KYIV — Ukraine’s armed forces hit a military and civilian airfield in Russia’s Kursk region Monday with multiple long-range ATACMS, the Russian defense ministry admitted Tuesday.
“Seven missiles were shot down. One hit the target,” the ministry said, according to Russia’s state-owned Ria Novosti news outlet. “The defense ministry is preparing a strike in response to the attacks.”
Civil aviation operations at the airfield, known as Kursk-Vostochnyi, ceased in Feb. 2022, the month Russia launched its full-scale invasion of Ukraine. The Kursk region borders Ukraine, and was invaded by Kyiv in August in an operation involving an estimated 10,000 troops, according to the Carnegie Endowment for International Peace. Ukraine currently controls some 650 square kilometers in the region.
In addition to the airfield strike, the Kremlin also confirmed that Ukraine on Saturday had used five ATACMS missiles to hit S-400 missile positions in Lotarevka, a village in Kursk region. “Three missiles were destroyed, while two hit the target,” the Russian defense ministry told Ria Novosti on Tuesday.
Kyiv has officially confirmed only the S-400 attacks and has not identified the missiles it used.
“[The] Ukrainian Army carried out a group strike on the positions of the anti-aircraft missile division 1490 ... of the Russian Federation in Kursk region. A successful hit was recorded on the radar station of the S-400 anti-aircraft missile system,” Kyiv’s General Staff said in a statement Monday.
“[The] S-400 unit conducted combat operations in the “ground-to-ground” mode, i.e. hitting stationary ground targets, mostly civilian objects and peaceful residents of settlements in the front-line regions of Ukraine,” the statement added.
The General Staff did not respond to requests to comment on the Kursk-Vostochnyi airfield strike. However, Ukrainian open-source intelligence community CyberBoroshno, which monitors Ukraine’s strikes in Russia, confirmed that at least two ATACMS cluster missiles had hit the airfield.

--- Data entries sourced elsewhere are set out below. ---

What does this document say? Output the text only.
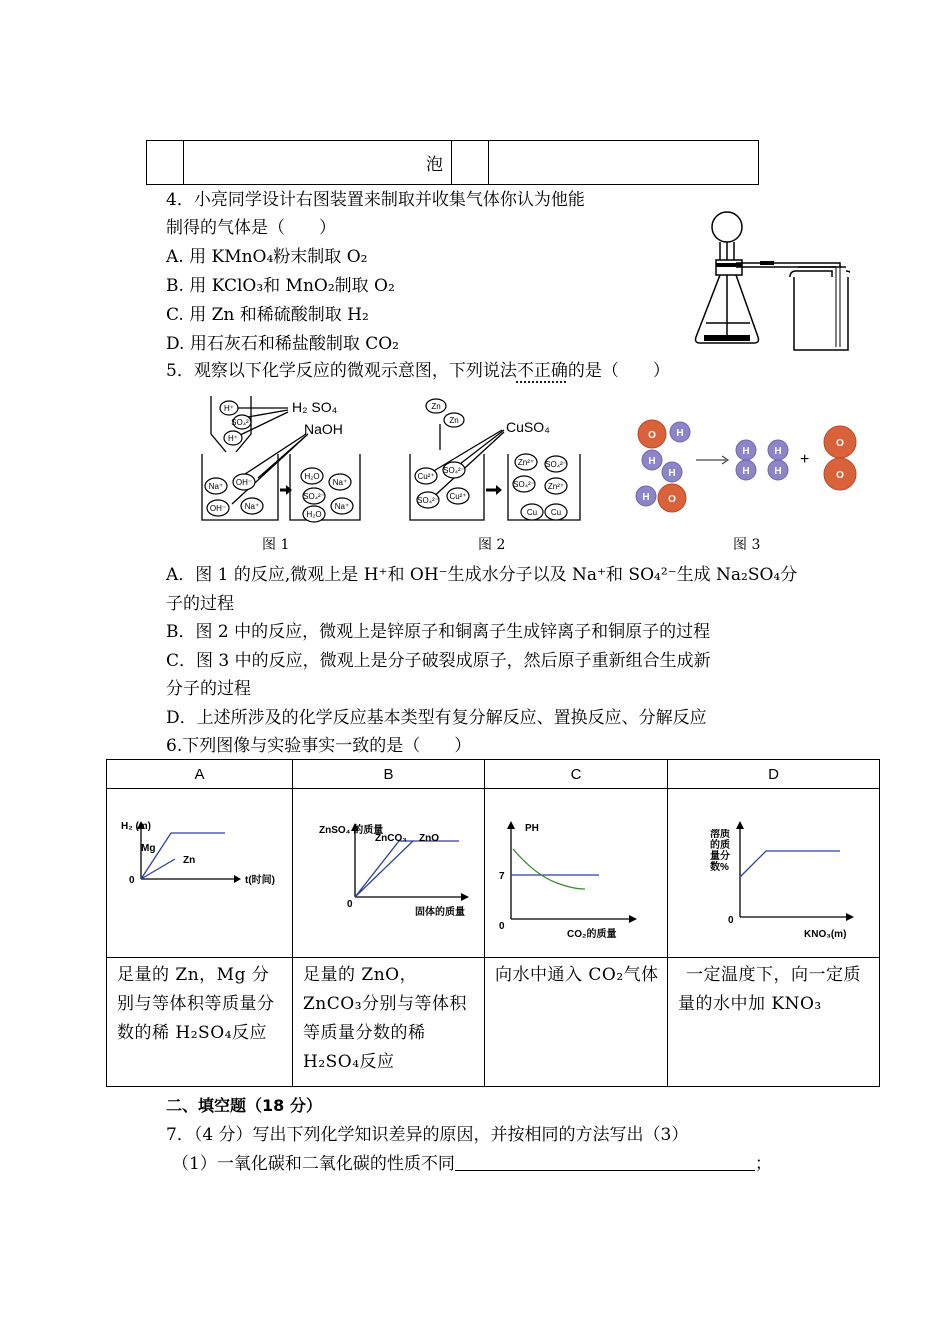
	泡		
4．小亮同学设计右图装置来制取并收集气体你认为他能
制得的气体是（　　）
A. 用 KMnO₄粉末制取 O₂
B. 用 KClO₃和 MnO₂制取 O₂
C. 用 Zn 和稀硫酸制取 H₂
D. 用石灰石和稀盐酸制取 CO₂
5．观察以下化学反应的微观示意图，下列说法不正确的是（　　）
H⁺
SO₄²⁻
H⁺
Na⁺ OH⁻
OH⁻ Na⁺
H₂O
Na⁺
SO₄²⁻
Na⁺
H₂O
H₂ SO₄
NaOH
图 1
Zn
Zn
Cu²⁺
SO₄²⁻
SO₄²⁻ Cu²⁺
Zn²⁺ SO₄²⁻
SO₄²⁻ Zn²⁺
Cu Cu
CuSO₄
图 2
O
O
O
O
H
H
H
H
H H
H H
+
图 3
A．图 1 的反应,微观上是 H⁺和 OH⁻生成水分子以及 Na⁺和 SO₄²⁻生成 Na₂SO₄分
子的过程
B．图 2 中的反应，微观上是锌原子和铜离子生成锌离子和铜原子的过程
C．图 3 中的反应，微观上是分子破裂成原子，然后原子重新组合生成新
分子的过程
D．上述所涉及的化学反应基本类型有复分解反应、置换反应、分解反应
6.下列图像与实验事实一致的是（　　）
A	B	C	D

H₂ (m)
t(时间)
0
Mg
Zn	ZnSO₄ 的质量
ZnCO₃ ZnO
固体的质量
0	PH
7
0
CO₂的质量	溶质的质量分数%
0
KNO₃(m)

足量的 Zn，Mg 分别与等体积等质量分数的稀 H₂SO₄反应	足量的 ZnO，ZnCO₃分别与等体积等质量分数的稀 H₂SO₄反应	向水中通入 CO₂气体	一定温度下，向一定质量的水中加 KNO₃
二、填空题（18 分）
7．（4 分）写出下列化学知识差异的原因，并按相同的方法写出（3）
（1）一氧化碳和二氧化碳的性质不同	；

Ukraine rarely reveals what types of missiles or drones it uses to hit targets in Russia. The White House, however, has confirmed that the Ukrainians have been using ATACMS.
“Right now, they are able to use ATACMS to defend themselves, you know, in an immediate-need basis ... understandably, that’s taking place in and around Kursk,” White House National Security Communications Adviser John Kirby said at a briefing Monday.
“Obviously, we did change the guidance and gave them guidance that they could use them ... to strike these particular types of targets,” Kirby said, but provided no further details.